There is an oft-quoted aphorism about metadata: Metadata is a love note to the future. It's a great idea, right, that the metadata you create will help future generations access information? But I think that we do ourselves a great disservice when we don't acknowledge that well-formed metadata is really the best kind of love note to the future.Our obsession with linked open data, despite the fact that we've been outsourcing our cataloguing for years and now have garbage metadata.— LIS Grievances (@lis_grievances) November 2, 2016
I think the problem with not being able to see the future is that it can lead us to make choices that make sense in the moment. It's easy to say that the feelings that catalogers have about poorly-formed metadata spring from a misguided place filled with artisanally created catalog records. It's easy to say that catalogers are perfectionists who have trouble accepting "good enough" records that get the job of discovery done. It's easy to say that the catalog is a place where we can cut corners because the catalog has less to do with the library user's experience than, say, the physical space. But saying all of those things can be problematic in the long run.
When decide that metadata creation isn't a task worth doing well, we're not writing a love note to the future. We're writing it a passive-aggressive note.
When we place value on quantity over quality or bottom-line over long term investment, we're making it more difficult for those future generations to access information in our libraries. When we accept poorly-formed metadata into our systems, we are creating a future where people we will likely never meet will have to remediate our metadata in order to make it usable. We are suggesting that it's fine to kick the can down the road, as the saying goes, to let someone else deal with it rather than taking the time to do things right the first time.
I should be clear about one thing. Vendors aren't inherently the villains in this story. Sometimes because of lack of staffing or money or expertise, a library has to outsource some of its cataloging to someone else. And whether we like to acknowledge it or not, those records we download from our bibliographic utility of choice are technically from a vendor.

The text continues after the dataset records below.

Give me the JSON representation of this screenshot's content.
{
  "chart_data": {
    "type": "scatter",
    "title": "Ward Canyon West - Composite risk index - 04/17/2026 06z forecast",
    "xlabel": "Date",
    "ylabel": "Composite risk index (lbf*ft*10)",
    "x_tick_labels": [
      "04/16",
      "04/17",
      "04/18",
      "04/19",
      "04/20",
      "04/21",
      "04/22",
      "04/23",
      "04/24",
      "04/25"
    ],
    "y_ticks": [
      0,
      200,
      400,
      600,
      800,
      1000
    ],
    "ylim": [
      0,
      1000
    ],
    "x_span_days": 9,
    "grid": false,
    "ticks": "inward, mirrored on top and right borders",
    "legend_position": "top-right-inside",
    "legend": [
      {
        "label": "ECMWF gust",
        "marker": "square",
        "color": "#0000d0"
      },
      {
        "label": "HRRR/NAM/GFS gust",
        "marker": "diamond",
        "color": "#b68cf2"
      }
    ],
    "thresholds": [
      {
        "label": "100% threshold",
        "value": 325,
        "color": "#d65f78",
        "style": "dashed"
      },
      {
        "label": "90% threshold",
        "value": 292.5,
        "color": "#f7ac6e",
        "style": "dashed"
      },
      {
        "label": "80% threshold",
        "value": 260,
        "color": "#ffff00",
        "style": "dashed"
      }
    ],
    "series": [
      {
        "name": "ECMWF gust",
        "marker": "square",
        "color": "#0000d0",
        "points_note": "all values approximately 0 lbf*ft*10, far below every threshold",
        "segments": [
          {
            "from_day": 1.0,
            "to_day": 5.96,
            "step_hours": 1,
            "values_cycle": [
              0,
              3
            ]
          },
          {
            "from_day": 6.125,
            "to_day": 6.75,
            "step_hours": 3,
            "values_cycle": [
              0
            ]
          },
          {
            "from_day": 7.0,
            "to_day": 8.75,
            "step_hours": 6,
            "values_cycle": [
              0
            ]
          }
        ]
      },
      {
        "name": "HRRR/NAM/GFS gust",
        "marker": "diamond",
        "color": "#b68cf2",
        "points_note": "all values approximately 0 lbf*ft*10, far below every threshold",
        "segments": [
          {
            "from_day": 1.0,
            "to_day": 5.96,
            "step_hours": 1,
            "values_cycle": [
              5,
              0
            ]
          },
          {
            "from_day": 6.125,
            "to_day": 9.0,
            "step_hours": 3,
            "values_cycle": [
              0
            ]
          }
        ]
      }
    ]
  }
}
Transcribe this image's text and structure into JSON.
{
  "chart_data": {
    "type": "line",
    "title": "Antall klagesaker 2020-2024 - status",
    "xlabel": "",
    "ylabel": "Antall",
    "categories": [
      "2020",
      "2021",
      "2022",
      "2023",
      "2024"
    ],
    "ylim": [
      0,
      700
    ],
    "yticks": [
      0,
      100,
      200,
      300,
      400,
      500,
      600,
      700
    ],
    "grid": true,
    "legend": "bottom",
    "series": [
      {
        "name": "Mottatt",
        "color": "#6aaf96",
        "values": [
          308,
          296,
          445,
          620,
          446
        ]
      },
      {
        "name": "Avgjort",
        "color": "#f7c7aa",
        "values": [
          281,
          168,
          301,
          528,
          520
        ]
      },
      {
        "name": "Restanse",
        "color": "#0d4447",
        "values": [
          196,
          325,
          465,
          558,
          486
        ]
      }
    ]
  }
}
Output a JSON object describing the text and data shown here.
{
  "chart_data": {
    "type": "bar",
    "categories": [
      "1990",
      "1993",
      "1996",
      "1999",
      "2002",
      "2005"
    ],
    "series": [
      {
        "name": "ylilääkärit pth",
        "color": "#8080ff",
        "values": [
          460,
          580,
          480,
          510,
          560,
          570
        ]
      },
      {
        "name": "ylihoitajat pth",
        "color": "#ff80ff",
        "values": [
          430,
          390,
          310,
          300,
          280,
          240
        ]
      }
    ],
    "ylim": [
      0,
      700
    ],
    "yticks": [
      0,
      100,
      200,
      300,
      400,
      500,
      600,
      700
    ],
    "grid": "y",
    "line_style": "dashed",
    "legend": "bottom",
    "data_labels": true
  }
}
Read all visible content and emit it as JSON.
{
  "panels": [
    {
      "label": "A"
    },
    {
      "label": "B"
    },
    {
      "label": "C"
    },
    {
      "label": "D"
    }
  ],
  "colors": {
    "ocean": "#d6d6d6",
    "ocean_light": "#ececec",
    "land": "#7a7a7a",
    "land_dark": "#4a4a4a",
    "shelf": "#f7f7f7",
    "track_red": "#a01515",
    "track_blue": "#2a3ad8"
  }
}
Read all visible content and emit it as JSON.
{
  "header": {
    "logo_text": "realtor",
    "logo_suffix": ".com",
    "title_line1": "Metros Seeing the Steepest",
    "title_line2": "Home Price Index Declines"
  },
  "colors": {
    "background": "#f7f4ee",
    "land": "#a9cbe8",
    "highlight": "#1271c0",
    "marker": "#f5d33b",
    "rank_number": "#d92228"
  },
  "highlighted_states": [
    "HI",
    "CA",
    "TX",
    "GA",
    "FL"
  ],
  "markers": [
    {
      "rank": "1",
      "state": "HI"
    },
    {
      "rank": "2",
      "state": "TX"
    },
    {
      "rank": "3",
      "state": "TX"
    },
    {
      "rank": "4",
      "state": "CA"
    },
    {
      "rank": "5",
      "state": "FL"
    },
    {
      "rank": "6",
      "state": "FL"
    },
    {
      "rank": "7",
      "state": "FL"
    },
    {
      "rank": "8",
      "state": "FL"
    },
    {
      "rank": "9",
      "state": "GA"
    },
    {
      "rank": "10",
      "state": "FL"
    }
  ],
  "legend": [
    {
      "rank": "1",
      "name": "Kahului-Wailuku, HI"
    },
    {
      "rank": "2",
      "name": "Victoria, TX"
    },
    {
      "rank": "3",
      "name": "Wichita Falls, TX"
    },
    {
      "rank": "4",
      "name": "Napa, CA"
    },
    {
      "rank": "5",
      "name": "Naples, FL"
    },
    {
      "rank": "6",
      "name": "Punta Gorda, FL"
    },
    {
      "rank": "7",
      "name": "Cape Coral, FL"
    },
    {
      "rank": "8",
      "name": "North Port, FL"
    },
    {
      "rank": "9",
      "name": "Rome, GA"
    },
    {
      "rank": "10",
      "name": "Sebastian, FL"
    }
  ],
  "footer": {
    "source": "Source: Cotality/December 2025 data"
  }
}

So whether you're downloading records from a bibliographic utility, sending pockets of your collection to be cataloged, or receiving MARC record with your newly purchased material, the fact that you're getting your metadata from a vendor isn't the problem. The problem comes when the records we receive have poorly-formed metadata and we either don't remediate it or don't demand that vendors create metadata that is up to our standards.
So it's time to acknowledge that simply creating metadata to describe a resource alone isn't a love note to the future. If we truly want to write a love note to the future, we should decide in the present that well-formed metadata is something to which we're willing to dedicate sufficient staff and financial resources.